# Voice Recognition Security System
Interface for voice-based access control using ML classification.

In [None]:
import tkinter as tk
from tkinter import filedialog
import torch
import torch.nn as nn
from torchvision.models import resnet18
from IPython.display import Audio, display
import os
import numpy as np
import librosa
from PIL import Image
from torchvision import transforms
from torch.utils.data import TensorDataset, DataLoader
from df.enhance import init_df, enhance
from resample_audio_and_clear_of_noise import re_sample_audio, is_valid_wav_file

LOCATORS_SPEAKERS_LIST = ["f1", "f7", "f8", "m3", "m6", "m8"]

# Initialize models
model_df, df_state, _ = init_df()

# Load classification model
device = torch.device('cuda' if torch.cuda.is_available() else 'cpu')
model = resnet18()
model.fc = nn.Linear(model.fc.in_features, 20)  # Original number of classes
model.load_state_dict(torch.load('trained_model3.pth', map_location=device))
model.to(device)
model.eval()

In [None]:
def process_file(file_path):
    """Process audio file and verify identity"""
    try:
        if not is_valid_wav_file(file_path):
            print("Invalid WAV file")
            return

        # Resample audio to 48kHz
        re_sample_audio(file_path)
        
        # Get audio segments using silence removal function
        audio, sr = librosa.load(file_path, sr=48000)
        audio_tensor = torch.from_numpy(audio).float().unsqueeze(0)
        enhanced = enhance(model_df, df_state, audio_tensor)
        enhanced_numpy = enhanced.squeeze(0).cpu().numpy()
        
        segments = librosa.effects.split(enhanced_numpy, top_db=60)
        print(f"Found {len(segments)} segments")

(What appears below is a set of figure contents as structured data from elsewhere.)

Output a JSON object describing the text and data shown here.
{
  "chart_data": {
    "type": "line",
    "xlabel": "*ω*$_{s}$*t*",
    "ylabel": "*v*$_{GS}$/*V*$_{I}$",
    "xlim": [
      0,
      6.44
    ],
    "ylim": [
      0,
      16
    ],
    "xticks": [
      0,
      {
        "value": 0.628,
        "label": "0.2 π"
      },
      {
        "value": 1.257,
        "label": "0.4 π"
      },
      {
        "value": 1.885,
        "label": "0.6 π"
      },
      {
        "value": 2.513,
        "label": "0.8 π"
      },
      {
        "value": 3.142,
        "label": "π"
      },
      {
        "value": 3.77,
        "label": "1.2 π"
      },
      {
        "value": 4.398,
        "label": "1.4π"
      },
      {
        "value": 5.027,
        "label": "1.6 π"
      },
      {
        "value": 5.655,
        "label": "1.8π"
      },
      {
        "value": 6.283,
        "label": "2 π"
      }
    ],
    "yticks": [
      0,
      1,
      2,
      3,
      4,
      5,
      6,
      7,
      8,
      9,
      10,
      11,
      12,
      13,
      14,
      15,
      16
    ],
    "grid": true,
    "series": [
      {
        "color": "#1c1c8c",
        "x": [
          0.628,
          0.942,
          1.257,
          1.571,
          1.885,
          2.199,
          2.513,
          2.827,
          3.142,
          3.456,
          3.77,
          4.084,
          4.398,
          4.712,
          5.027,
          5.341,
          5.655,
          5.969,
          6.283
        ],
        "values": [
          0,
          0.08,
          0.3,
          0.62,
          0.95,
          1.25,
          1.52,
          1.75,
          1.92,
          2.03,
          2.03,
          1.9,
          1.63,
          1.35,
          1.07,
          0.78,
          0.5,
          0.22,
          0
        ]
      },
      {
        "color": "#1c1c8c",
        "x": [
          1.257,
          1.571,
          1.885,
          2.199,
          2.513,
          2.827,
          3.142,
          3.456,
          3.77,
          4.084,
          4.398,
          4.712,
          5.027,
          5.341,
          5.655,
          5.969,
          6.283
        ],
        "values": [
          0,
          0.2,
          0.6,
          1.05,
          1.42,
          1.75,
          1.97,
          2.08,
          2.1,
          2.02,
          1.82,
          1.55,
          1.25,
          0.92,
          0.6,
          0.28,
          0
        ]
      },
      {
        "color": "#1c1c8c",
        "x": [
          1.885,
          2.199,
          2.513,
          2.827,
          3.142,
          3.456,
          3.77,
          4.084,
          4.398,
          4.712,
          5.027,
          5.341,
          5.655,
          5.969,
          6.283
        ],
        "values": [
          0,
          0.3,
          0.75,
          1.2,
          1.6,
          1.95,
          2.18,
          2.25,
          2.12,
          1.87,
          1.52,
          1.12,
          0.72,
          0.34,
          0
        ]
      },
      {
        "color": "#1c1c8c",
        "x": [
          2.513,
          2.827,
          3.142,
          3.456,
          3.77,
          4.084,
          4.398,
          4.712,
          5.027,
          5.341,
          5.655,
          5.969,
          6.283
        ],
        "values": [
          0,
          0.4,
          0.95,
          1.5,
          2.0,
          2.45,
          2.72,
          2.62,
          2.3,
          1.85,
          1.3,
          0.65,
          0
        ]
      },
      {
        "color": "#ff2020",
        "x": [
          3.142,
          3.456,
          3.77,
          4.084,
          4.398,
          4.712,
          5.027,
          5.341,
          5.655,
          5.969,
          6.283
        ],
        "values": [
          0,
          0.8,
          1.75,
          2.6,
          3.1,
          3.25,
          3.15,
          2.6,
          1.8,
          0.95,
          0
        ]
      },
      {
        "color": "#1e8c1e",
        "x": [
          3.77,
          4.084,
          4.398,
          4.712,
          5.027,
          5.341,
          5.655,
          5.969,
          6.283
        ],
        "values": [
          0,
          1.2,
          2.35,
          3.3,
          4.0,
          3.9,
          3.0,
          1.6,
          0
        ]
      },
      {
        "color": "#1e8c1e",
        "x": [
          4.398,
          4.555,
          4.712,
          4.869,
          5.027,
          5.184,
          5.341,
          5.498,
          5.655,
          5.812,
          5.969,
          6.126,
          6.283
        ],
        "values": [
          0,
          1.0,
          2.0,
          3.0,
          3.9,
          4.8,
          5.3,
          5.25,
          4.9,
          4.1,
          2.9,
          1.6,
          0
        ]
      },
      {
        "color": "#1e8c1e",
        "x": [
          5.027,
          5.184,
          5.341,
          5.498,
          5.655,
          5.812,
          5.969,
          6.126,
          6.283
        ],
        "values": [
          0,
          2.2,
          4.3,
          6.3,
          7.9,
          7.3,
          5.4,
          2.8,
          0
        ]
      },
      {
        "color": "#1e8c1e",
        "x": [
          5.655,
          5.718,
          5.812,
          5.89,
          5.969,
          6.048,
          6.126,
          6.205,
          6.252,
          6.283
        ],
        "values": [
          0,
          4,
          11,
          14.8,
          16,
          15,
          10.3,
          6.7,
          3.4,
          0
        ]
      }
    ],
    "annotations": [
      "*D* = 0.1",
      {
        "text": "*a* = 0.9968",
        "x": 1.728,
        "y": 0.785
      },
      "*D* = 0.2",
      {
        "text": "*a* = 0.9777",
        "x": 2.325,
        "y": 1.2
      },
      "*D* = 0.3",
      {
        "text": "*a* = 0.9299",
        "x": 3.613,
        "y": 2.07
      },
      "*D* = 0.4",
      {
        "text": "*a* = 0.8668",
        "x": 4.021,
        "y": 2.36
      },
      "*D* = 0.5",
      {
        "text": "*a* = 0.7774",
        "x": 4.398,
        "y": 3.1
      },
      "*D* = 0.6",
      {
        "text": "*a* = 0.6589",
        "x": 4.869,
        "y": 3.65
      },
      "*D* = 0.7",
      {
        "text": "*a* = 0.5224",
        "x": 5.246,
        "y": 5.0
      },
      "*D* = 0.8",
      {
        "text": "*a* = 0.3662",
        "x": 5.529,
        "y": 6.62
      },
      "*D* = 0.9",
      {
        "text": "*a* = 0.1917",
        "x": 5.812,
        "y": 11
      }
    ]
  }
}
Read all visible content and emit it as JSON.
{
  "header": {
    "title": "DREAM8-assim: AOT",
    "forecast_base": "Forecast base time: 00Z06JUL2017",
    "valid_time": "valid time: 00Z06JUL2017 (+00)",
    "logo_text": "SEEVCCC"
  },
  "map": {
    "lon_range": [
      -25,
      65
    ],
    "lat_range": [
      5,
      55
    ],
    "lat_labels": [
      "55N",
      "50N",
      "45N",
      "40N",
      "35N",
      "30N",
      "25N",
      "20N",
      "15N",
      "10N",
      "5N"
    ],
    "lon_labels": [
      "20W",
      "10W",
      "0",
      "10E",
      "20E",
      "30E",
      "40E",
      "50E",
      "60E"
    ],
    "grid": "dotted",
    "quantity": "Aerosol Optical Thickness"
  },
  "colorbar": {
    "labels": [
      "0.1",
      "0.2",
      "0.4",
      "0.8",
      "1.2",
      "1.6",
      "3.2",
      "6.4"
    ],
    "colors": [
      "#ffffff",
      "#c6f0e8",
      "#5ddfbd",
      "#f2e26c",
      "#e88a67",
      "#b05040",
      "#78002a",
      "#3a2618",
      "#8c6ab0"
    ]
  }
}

        authorized_count = 0
        processed_segments = 0
        
        for i, (start, end) in enumerate(segments):
            segment = enhanced_numpy[start:end]
            if len(segment) / sr < 4:  # Skip segments shorter than 4 seconds
                continue
                
            try:
                # Generate spectrogram
                spec = librosa.stft(segment)
                spec_db = librosa.amplitude_to_db(abs(spec))
                
                # Normalize
                spec_norm = (spec_db - spec_db.min()) / (spec_db.max() - spec_db.min())
                
                # Convert to PIL image and resize to fixed dimensions
                spec_image = Image.fromarray(spec_norm).resize((224, 224))
                spec_tensor = transforms.ToTensor()(spec_image)
                spec_tensor = spec_tensor.repeat(3, 1, 1)  # Convert to 3 channels
                spec_tensor = spec_tensor.unsqueeze(0)  # Add batch dimension
                spec_tensor = spec_tensor.to(device)
                
                # Get prediction
                with torch.no_grad():
                    output = model(spec_tensor)
                    probs = torch.nn.functional.softmax(output, dim=1)
                    pred_idx = torch.argmax(output).item()
                    confidence = probs[0][pred_idx].item() * 100
                    
                    is_authorized = pred_idx < 6  # First 6 classes are authorized speakers
                    if is_authorized:
                        authorized_count += 1
                        speaker = LOCATORS_SPEAKERS_LIST[pred_idx]
                    else:
                        speaker = f"unauthorized (class {pred_idx})"
                    
                    print(f"Segment {i+1}: {speaker} (Confidence: {confidence:.2f}%)")
                    processed_segments += 1
                
            except Exception as e:
                print(f"Error processing segment: {str(e)}")
                continue
            
        if processed_segments > 0:
            final_authorized = authorized_count > processed_segments / 2
            print("\nAccess Decision:")
            print("✅ ACCESS GRANTED" if final_authorized else "❌ ACCESS DENIED")
            print(f"Authorized segments: {authorized_count}/{processed_segments}")
            
            display(Audio(file_path))
            
    except Exception as e:
        print(f"Error processing file: {str(e)}")

In [None]:
from ipywidgets import Button, Output

output = Output()
button = Button(description='Upload and Process WAV File')

def on_button_click(b):
    with output:
        output.clear_output()
        root = tk.Tk()
        root.withdraw()
        file_path = filedialog.askopenfilename(
            title='Select WAV File',
            filetypes=[('WAV files', '*.wav')]
        )
        if file_path:
            process_file(file_path)

button.on_click(on_button_click)
display(button, output)